To get the complete list of changes, refer to the HTTP Collector release notes, Filesystem Collector release notes, or the release notes of dependent Norconex libraries such as: Importer release notes and Collector Core release notes.

Download

Pascal Essiembre has been a successful Enterprise Application Developer for several years before founding Norconex in 2007 and remaining its president to this day. Pascal has been responsible for several successful Norconex enterprise search projects across North America. Pascal is also heading the Product Division of Norconex and leading Norconex Open-Source initiatives.


Comments

  • radomirml

    Hi Pascal, Congratulations on v2.7! I like the idea of JSONFileCommitter but have a question – sorry if I missed it in the docs… Is there support for pushing data from one committer (e.g. JSONFileCommitter data files) to another (e.g. Solr) without crawling and parsing files again?

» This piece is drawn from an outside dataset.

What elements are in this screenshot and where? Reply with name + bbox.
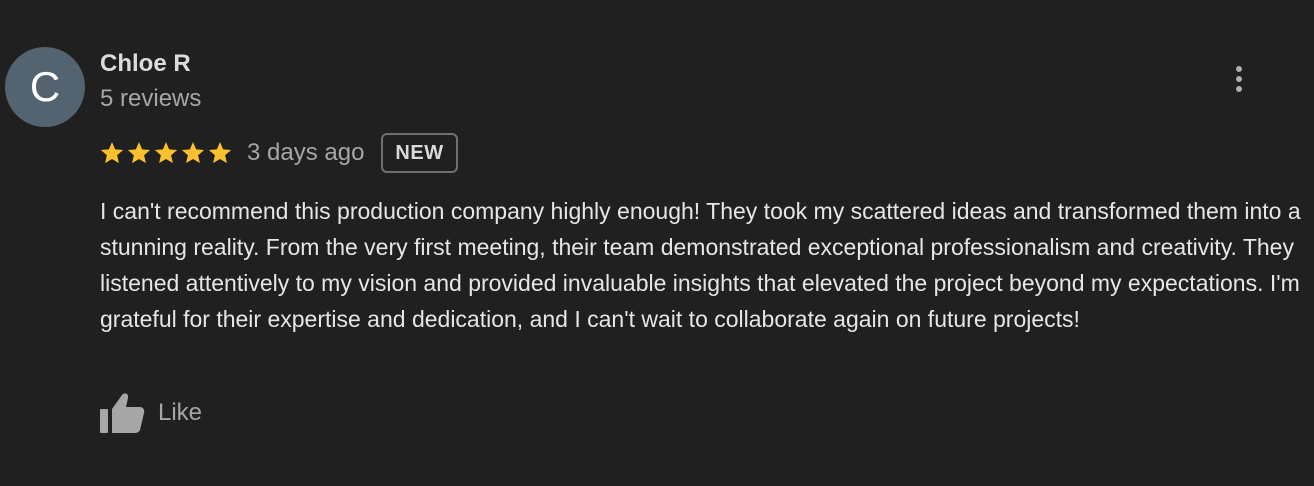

    • Thank you @radomirml:disqus. No, there is no built-in way of sending one committer output to another but maybe there is a way to do what you want. What would be the use case? You can use the MultiCommitter to send the data to two or more Committers as once if that’s what you are after. If you rather want to use the JSONFileCommitter as a way to “backup” data and commit it again later, there is currently nothing for that. But you may be able to do so by using the Filesystem Collector with your Solr committer, with a custom document splitter (from the Importer module) to split the JSON file into individual records.

      • radomirml

        Thanks Pascal. I don’t have use case at the moment but had in the past. I was thinking along line of backing up crawled data. What would be even more useful I think is to use local cache of a crawled site (assuming the original document was saved) to quickly re-parse and re-tag all documents without need to crawl everything again.

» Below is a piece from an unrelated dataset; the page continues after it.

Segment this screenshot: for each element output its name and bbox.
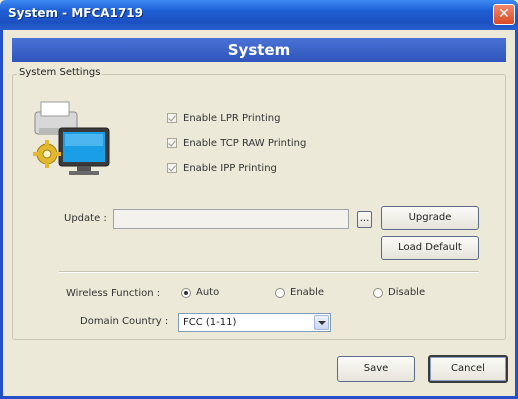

        • You can actually save documents with the “keepDownloads” flag. If you can survive not having the original URL somehow, you can use the Filesystem Collector to re-crawl those at will. The importer section can be a shared include file between your HTTP and Filesystem collectors. This can indeed be very useful at least during developing/testing phase.

          If you think of an approach that would make things even more convenient, feel free to open a ticket on Github (feature request).